Photos depicting soldiers who were left with physical disabilities as a result of combat operations during the World War I are on display in Wellington.
Commemorations began earlier this month to mark the start of the war for New Zealand.
And now Te Papa has opened an exhibition of photos and items, called Road to Recovery: Disabled soldiers of World War I .
The exhibition features eight large photographs from 1918 which depict a training programme set up for amputees at Oatlands Park, near London, where men learned practical skills such as wool grading, cabinetry and artificial limb-making.
Alongside the photos are examples of handwork crafted by the servicemen recovering in hospital, and by returned veterans whose disabilities made it hard for them to hold down full-time jobs.
Te Papa curator and historian, Kirstie Ross, said about 1000 New Zealanders lost limbs because of the war wounds, and many took up the programme.

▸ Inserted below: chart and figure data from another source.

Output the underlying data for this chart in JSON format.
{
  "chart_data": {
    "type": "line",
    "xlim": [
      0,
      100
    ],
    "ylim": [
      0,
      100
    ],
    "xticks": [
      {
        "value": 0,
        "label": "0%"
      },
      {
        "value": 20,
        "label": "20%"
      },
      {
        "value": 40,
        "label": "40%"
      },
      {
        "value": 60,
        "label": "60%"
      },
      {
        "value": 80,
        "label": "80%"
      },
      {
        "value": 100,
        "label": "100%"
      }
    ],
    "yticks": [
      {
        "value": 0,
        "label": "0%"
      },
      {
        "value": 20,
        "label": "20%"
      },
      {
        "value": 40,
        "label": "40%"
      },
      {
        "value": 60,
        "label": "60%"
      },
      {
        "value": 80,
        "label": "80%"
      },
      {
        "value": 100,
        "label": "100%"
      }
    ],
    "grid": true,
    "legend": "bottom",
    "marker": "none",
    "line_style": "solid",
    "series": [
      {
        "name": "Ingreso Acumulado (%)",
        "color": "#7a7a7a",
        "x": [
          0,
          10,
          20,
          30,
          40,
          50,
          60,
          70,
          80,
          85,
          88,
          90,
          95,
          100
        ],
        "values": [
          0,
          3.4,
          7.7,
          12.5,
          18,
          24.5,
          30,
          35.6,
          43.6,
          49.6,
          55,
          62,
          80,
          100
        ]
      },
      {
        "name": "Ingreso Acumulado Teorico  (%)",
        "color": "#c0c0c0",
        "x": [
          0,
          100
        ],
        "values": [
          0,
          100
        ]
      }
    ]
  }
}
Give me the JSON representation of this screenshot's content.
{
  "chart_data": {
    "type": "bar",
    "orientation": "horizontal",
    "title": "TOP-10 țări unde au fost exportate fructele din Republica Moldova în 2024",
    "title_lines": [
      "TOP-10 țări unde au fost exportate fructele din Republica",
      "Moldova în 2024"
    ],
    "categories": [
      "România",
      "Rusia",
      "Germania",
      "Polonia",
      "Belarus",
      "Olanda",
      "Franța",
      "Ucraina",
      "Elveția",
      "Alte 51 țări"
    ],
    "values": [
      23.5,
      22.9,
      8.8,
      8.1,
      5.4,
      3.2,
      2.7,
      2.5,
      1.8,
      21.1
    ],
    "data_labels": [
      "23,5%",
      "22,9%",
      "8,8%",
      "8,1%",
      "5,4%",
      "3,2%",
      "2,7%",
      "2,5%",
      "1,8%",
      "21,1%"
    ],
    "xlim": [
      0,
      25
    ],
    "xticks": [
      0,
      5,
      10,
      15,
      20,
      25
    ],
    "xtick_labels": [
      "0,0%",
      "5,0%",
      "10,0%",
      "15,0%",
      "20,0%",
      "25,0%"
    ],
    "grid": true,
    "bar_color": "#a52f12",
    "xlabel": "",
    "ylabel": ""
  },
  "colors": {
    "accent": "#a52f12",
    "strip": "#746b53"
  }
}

"It appears to me that the men really did take advantage of the scheme and they realised that it was an opportunity too good not to take up," she said.
She said it was all about keeping men upbeat.
"If men were kept occupied and busy...if they were in bed (they would do) embroidery, if they were out of bed, maybe learning some woodworking, learning to type...all of these things led to the mens' overall recuperation," she said.
Ms Ross said some stayed on for a while.
"Sometimes the men were there for over a year, so they were waiting for their stumps to heal, for the nerve endings to settle-down, for the stumps to shrink into their final position," she said.
The exhibition draws on research undertaken for the new Te Papa Press publication Holding on to Home: New Zealand Stories and Objects of the First World War, by Kate Hunter and Kirstie Ross.